Nintendo's latest MARIO PARTY is a riot

By James Stevenson     October 25, 2002

© 2002 Nintendo

In many cases, games focus on a single-player experience. Then there is also a multiplayer mode that is particularly useful in extending the game's life, and making it a more worthwhile purpose. MARIO PARTY 4 is one of the few games that bucks the trend. It's pretty much only enjoyable with four players, and the game gets worse with fewer players.

For all intents and purposes, MARIO PARTY is a board game. You collect coins as you move around the board, landing on spaces that trigger different events (or give you more coins). The coins are then used to buy items, bribe your way to different areas on the board, and most importantly purchase Stars from certain locations that switch after each Star is purchased.

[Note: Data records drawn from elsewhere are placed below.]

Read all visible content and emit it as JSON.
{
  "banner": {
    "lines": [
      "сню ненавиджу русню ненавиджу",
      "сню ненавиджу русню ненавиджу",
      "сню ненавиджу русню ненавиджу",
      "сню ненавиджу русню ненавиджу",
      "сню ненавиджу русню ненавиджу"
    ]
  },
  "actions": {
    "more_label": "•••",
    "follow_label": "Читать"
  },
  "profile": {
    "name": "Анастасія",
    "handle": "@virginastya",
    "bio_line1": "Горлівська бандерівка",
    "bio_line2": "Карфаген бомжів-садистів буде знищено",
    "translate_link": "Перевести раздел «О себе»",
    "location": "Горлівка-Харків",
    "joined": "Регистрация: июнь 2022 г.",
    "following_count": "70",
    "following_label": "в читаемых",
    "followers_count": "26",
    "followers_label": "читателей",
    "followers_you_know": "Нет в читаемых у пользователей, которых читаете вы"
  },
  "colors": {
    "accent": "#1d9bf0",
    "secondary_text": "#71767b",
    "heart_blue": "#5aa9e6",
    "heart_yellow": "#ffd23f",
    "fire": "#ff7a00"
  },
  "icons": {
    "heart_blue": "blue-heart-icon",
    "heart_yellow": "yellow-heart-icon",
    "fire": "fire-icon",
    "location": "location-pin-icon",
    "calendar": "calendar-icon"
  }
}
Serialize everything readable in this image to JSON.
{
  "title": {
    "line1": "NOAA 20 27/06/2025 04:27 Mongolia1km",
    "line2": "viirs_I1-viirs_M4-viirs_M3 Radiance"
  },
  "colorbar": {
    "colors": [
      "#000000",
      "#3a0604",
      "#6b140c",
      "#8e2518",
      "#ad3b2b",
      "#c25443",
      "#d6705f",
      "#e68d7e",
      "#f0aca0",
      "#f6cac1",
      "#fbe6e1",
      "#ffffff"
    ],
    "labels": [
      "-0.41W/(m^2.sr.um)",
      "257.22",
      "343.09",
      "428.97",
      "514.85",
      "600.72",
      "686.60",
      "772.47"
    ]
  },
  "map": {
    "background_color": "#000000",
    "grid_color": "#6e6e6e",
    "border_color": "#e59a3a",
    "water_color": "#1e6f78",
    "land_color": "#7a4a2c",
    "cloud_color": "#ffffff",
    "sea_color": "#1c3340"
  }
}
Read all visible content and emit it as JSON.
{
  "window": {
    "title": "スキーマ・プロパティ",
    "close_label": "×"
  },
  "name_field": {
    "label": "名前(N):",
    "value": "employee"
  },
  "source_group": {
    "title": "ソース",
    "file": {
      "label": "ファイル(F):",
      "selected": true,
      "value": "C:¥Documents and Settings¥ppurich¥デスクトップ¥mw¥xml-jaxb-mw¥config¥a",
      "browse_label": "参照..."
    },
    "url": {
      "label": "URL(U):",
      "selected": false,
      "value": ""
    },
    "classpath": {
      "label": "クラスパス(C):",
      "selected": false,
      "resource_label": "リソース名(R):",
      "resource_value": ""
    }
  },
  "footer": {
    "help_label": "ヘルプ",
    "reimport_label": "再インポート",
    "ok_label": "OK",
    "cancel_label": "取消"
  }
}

Seems simple enough, and just like a lot of dumb luck, right? That's where the video game aspect comes in. In addition to weird things like part of the board getting flooded or breaking into pieces, there is distinct video game flair. This comes in the form of mini-games, which are easily the best reason to play the game.

It works like this. After each round, the players are divided up based on what kind of space they hit (blue or red, and neutral is randomly determined between the two). You can have everyone for themselves, 2 on 2, or 3 on 1.

The mini-games have all sorts of different tasks. One involves skiing down a mountain as an avalanche chases you, avoiding obstacles. Another two on two has two teams activating switches and rotating platforms to get each other across (one of my favorites). There's a giant assortment of games, over 70 in all, and they are the highlight of the MARIO PARTY experience.

I must re-iterate though, MARIO PARTY 4 is a definitely multiplayer game. Hell, it's definitely a party game. You NEED four people to enjoy this game to its fullest extent. If it isn't too common for you to gather three buddies around the GameCube for a couple of hours, MARIO PARTY 4 might not be the most satisfying experience.

That said, this game is like crack. It's so addictive that since I've had the copy, a game a day has been played here (a two hour affair). These are ample conditions though, lots of gamers are also getting as addicted as I am to the gameplay. College guys, if you can get past the fact that you're playing a MARIO game (gasp), you'll be playing this for weeks to come.

The graphics have been given a big overhaul since the last game. The boards are all in 3D, and due to the relative simplicity of the mini-games, lots of cool effects and polygons abound. The game is sharp and colorful, and is a pleasure to the eye.

The sound is pretty bland. It'll get on your nerves after a while. It's much more fun to be talking and such. The worst is the new taunts that some players like to use in excess. As a whole, the sound is generally good, but it gets old very quickly.

Generally, MARIO PARTY 4 is a lot of fun, and definitely worthwhile if you have a lot of friends. For solitary gameplay though, you might want to pass this one up.